School administrator David Hobbs wrote a letter to the Heritage family saying the school is disciplining the student "not because she's pregnant but because she was immoral."

The academy has a strict conduct code that forbids sexual immorality as well as the use of alcohol, tobacco, and illegal drugs.

A recent New York Times profile on Runkles drew national attention to her situation and ultimately led Hobbs to write publicly about the board's decision.

After Runkles announced her pregnancy earlier this year and asked for forgiveness, the school responded with several punishments including a two-day suspension and removing her from her student council position. They also banned her from the graduation ceremony on June 2nd.

"It's hard also to explain to non-Christians that I know. It's hard to witness for Christ when they see Christians shaming the pregnant girl and not wanting much to do with her," she tells CBN News.

Maddi's father sat on the school board but recused himself from the situation involving his daughter. Ultimately, he quit the board in protest over how the school treated her.
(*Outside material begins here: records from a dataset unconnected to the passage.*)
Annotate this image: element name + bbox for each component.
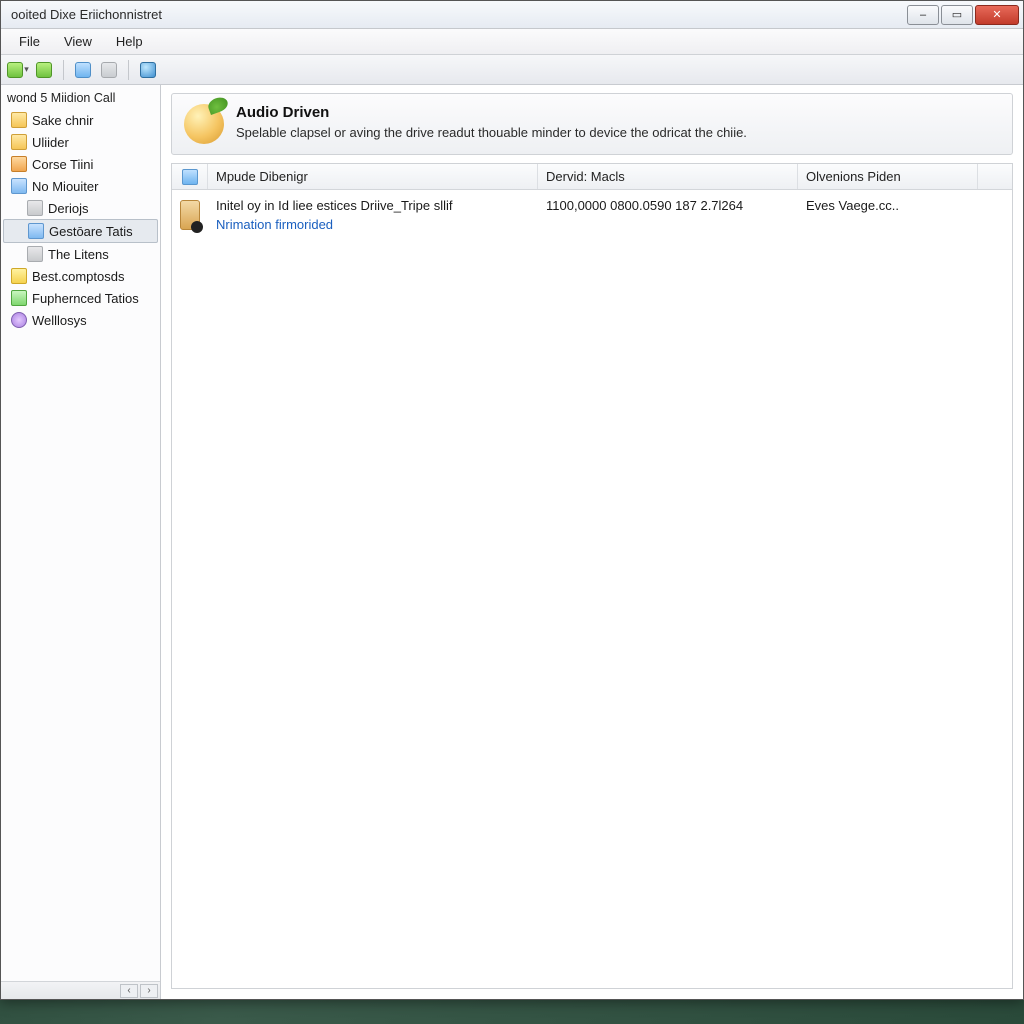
tree-label: Gestōare Tatis: [49, 224, 133, 239]
sidebar: wond 5 Miidion Call Sake chnir Uliider C…: [1, 85, 161, 999]
menubar: File View Help: [1, 29, 1023, 55]
driver-icon: [180, 200, 200, 230]
folder-icon: [11, 112, 27, 128]
device-icon: [11, 156, 27, 172]
monitor-icon: [11, 178, 27, 194]
column-header[interactable]: Olvenions Piden: [798, 164, 978, 189]
row-cell: Eves Vaege.cc..: [798, 198, 1012, 232]
main-panel: Audio Driven Spelable clapsel or aving t…: [161, 85, 1023, 999]
tree-item[interactable]: Welllosys: [1, 309, 160, 331]
body-split: wond 5 Miidion Call Sake chnir Uliider C…: [1, 85, 1023, 999]
column-header[interactable]: Dervid: Macls: [538, 164, 798, 189]
tree-label: Uliider: [32, 135, 69, 150]
tree-label: Welllosys: [32, 313, 87, 328]
row-link[interactable]: Nrimation firmorided: [216, 217, 530, 232]
row-title: Initel oy in Id liee estices Driive_Trip…: [216, 198, 530, 213]
panel-subtitle: Spelable clapsel or aving the drive read…: [236, 125, 747, 140]
drive-icon: [27, 246, 43, 262]
toolbar-btn-2[interactable]: [33, 59, 55, 81]
maximize-button[interactable]: ▭: [941, 5, 973, 25]
tree-item[interactable]: Sake chnir: [1, 109, 160, 131]
row-icon-cell: [172, 198, 208, 232]
tree-item[interactable]: Best.comptosds: [1, 265, 160, 287]
header-icon: [182, 169, 198, 185]
star-icon: [11, 268, 27, 284]
leaf-icon: [206, 95, 230, 115]
save-icon: [36, 62, 52, 78]
menu-help[interactable]: Help: [106, 31, 153, 52]
drive-icon: [28, 223, 44, 239]
titlebar: ooited Dixe Eriichonnistret – ▭ ✕: [1, 1, 1023, 29]
tree-item[interactable]: Fuphernced Tatios: [1, 287, 160, 309]
tree-item[interactable]: No Miouiter: [1, 175, 160, 197]
tree: wond 5 Miidion Call Sake chnir Uliider C…: [1, 85, 160, 981]
toolbar-separator: [128, 60, 129, 80]
toolbar-btn-3[interactable]: [72, 59, 94, 81]
monitor-icon: [75, 62, 91, 78]
tree-item[interactable]: Uliider: [1, 131, 160, 153]
tree-item[interactable]: Deriojs: [1, 197, 160, 219]
tree-label: Fuphernced Tatios: [32, 291, 139, 306]
globe-icon: [140, 62, 156, 78]
folder-icon: [11, 134, 27, 150]
column-spacer: [978, 164, 1012, 189]
window-title: ooited Dixe Eriichonnistret: [5, 7, 907, 22]
list-view: Mpude Dibenigr Dervid: Macls Olvenions P…: [171, 163, 1013, 989]
tree-label: The Litens: [48, 247, 109, 262]
menu-view[interactable]: View: [54, 31, 102, 52]
disk-icon: [101, 62, 117, 78]
row-cell: 1100,0000 0800.0590 187 2.7l264: [538, 198, 798, 232]
list-row[interactable]: Initel oy in Id liee estices Driive_Trip…: [172, 190, 1012, 240]
tree-item[interactable]: The Litens: [1, 243, 160, 265]
scroll-left-button[interactable]: ‹: [120, 984, 138, 998]
tree-label: Corse Tiini: [32, 157, 93, 172]
sidebar-scrollbar: ‹ ›: [1, 981, 160, 999]
toolbar-btn-4[interactable]: [98, 59, 120, 81]
toolbar: [1, 55, 1023, 85]
close-button[interactable]: ✕: [975, 5, 1019, 25]
category-icon: [184, 104, 224, 144]
toolbar-separator: [63, 60, 64, 80]
scroll-right-button[interactable]: ›: [140, 984, 158, 998]
tree-heading: wond 5 Miidion Call: [1, 87, 160, 109]
tree-label: No Miouiter: [32, 179, 98, 194]
column-headers: Mpude Dibenigr Dervid: Macls Olvenions P…: [172, 164, 1012, 190]
drive-icon: [27, 200, 43, 216]
menu-file[interactable]: File: [9, 31, 50, 52]
row-cell: Initel oy in Id liee estices Driive_Trip…: [208, 198, 538, 232]
column-header[interactable]: Mpude Dibenigr: [208, 164, 538, 189]
panel-header: Audio Driven Spelable clapsel or aving t…: [171, 93, 1013, 155]
refresh-icon: [7, 62, 23, 78]
panel-title: Audio Driven: [236, 104, 747, 121]
tree-item-selected[interactable]: Gestōare Tatis: [3, 219, 158, 243]
settings-icon: [11, 290, 27, 306]
panel-header-text: Audio Driven Spelable clapsel or aving t…: [236, 104, 747, 140]
toolbar-btn-5[interactable]: [137, 59, 159, 81]
column-icon[interactable]: [172, 164, 208, 189]
toolbar-dropdown-1[interactable]: [7, 59, 29, 81]
tree-label: Deriojs: [48, 201, 88, 216]
tree-label: Sake chnir: [32, 113, 93, 128]
globe-icon: [11, 312, 27, 328]
app-window: ooited Dixe Eriichonnistret – ▭ ✕ File V…: [0, 0, 1024, 1000]
tree-item[interactable]: Corse Tiini: [1, 153, 160, 175]
window-buttons: – ▭ ✕: [907, 5, 1019, 25]
minimize-button[interactable]: –: [907, 5, 939, 25]
tree-label: Best.comptosds: [32, 269, 125, 284]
Maddi says her goal is not to "take down Heritage Academy" but to help others who may be in her situation by getting her story out there as an example to help the pro-life community and Christian schools think deeper about the issue.

"You don't treat pregnant students this way just because they're pregnant. They broke a rule, they have to serve the consequences for breaking that rule. But you don't continue to punish them over and over again," Maddi said.

Pro-life activists have offered support for Maddi, saying the decision to bar her from graduation is a mistake that will push some students toward choosing abortion.

Kristan Hawkins, the president of Students for Life, told the New York Times, "she made the courageous decision to choose life and she definitely should not be shamed."

Hawkins said she called Hobbs to privately discuss the situation and "to come to a compassionate understanding and resolution."

In a public statement, she expressed dismay at the school board's actions saying it has "either intentionally or unintentionally communicated to the school community that pregnancy (not simply premarital sex) is a shame and should not be observed within our school community."

Hawkins argues that Runkles has been singled out for special punishment just because she's pregnant.

"From what we've learned thus far, no other student in the school's history has been banned from walking at graduation for failing to abstain 'from sexual immorality and from the use of alcohol, tobacco, and illegal drugs.' Maddi is the only student, past or present, banned from walking at graduation," Hawkins said.

Runkles has said that her child's father does not attend Heritage.

Pro-life teen activist Autumn Lindsey has also publicly supported Runkles with a video that accuses the school of promoting abortion by punishing Runkles so severely.

"We have to change how we treat pregnant students," she said, "we have to offer more than an iron fist or a conduct code."

Hobbs says that the school is pleased that Runkles did not choose abortion. He says that he is concerned that the Heritage family will think that "the board and I are harsh, cruel, hard-hearted men," and explained that the decision came after "countless hours" in prayer and discussion.

Hobbs also said he hopes the graduation ceremony will be a night where God is glorified "in a dignified manner."